HHS Announces Incentive Payments for Nursing Homes
The Department of Health and Human Services (HHS) announced the details of a $2 billion Provider Relief Fund performance-based incentive payment distribution to nursing homes. This is the latest update in the previously announced $5 billion in planned support, which included $2.5 billion in upfront payments. HHS will measure nursing homes against a baseline level of infection in the community where a given facility is located and facilities will have their performance measured on two outcomes: ability to keep new infection rates low among residents and ability to keep mortality low among residents. There will be four scheduled performance periods, lasting a month each with $500 million available each period.
CMS Issues Guidance on Contract Language for Managed Care Contracts
The Centers for Medicare & Medicaid Services (CMS) issued guidance on contract language for inclusion in states’ Medicaid and Children’s Health Insurance Program (CHIP) managed care plan contracts. States should execute contract amendments to include the additional language in managed care plan contracts no later than December 31, 2020. CMS expects states to include language in their managed care plan contracts that will help to ensure that CMS is not matching expenditures on unauthorized programs or activities.
Administration Announces Rural Telehealth Initiative and Rural Action Plan
The Federal Communications Commission (FCC), Department of Health and Human Services (HHS) and U.S. Department of Agriculture (USDA) announced the signing of a Memorandum of Understanding (MOU) on a Rural Telehealth Initiative. The initiative is a joint effort to collaborate and share information to address health disparities, resolve service provider challenges, and promote broadband services and technology to rural areas. Additionally, HHS released the Rural Action Plan, the first HHS-wide assessment of rural healthcare efforts. Efforts that will be undertaken in fiscal 2020 include nine new rural-focused administrative or regulatory actions, three new rural-focused technical assistance efforts, 14 new rural research efforts, and five new rural program efforts.
CDC Releases Early Estimates for Health Insurance Coverage in 2019
The Centers for Disease Control and Prevention (CDC) released the report of health insurance coverage for the U.S. population based on data from the January–December 2019 National Health Interview Survey. In 2019, 33.2 million or 10.3 percent of individuals were uninsured at the time of the interview. In the second half of 2019, 35.7 million individuals or 11.0 percent were uninsured, significantly higher than the first 6 months of 2019 when 30.7 million individuals or 9.5 percent were uninsured. This is also higher than the 30.4 million individuals, or 9.4 percent, who were uninsured in 2018.

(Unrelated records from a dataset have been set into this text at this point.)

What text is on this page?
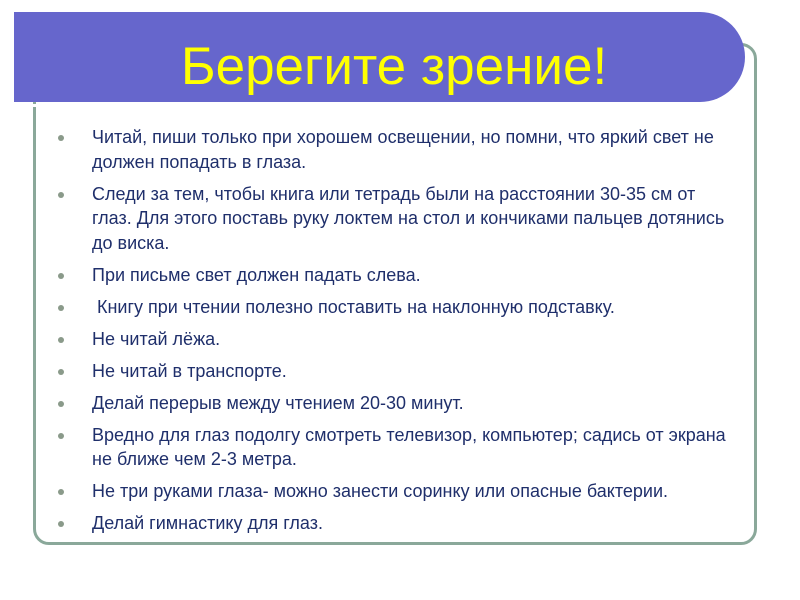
Берегите зрение!
Читай, пиши только при хорошем освещении, но помни, что яркий свет не должен попадать в глаза.
Следи за тем, чтобы книга или тетрадь были на расстоянии 30-35 см от глаз. Для этого поставь руку локтем на стол и кончиками пальцев дотянись до виска.
При письме свет должен падать слева.
Книгу при чтении полезно поставить на наклонную подставку.
Не читай лёжа.
Не читай в транспорте.
Делай перерыв между чтением 20-30 минут.
Вредно для глаз подолгу смотреть телевизор, компьютер; садись от экрана не ближе чем 2-3 метра.
Не три руками глаза- можно занести соринку или опасные бактерии.
Делай гимнастику для глаз.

CMS Releases Bulletin to States on Treating Neonatal Abstinence Syndrome
The Centers for Medicare and Medicaid Services (CMS) released an informational bulletin on Guidance to Improve Care for Infants with Neonatal Abstinence Syndrome (NAS) and Their Families. Legislation required the guidance for states regarding opportunities to improve care for infants with NAS, addressing topics such as best practices for innovative payment models, recommendations on financial opportunities through Medicaid and the Children’s Health Insurance Program (CHIP), guidance and technical assistance to state Medicaid agencies on additional flexibilities and incentives, and guidance for suggested terminology and codes.
Directed Payments in Medicaid Managed Care
This issue brief by the Medicaid Payment and Access Commission (MACPAC) examines the use of directed payments. The Centers for Medicare & Medicaid Services (CMS) 2016 Medicaid managed care rule created a new option for states to require managed care plans to pay providers according to specific rates or methods, referred to as directed payments. Common types of directed payment arrangements include those that establish minimum payment rates for certain types of providers and those that require participation in value-based payment arrangements that advance the state’s quality and access goals.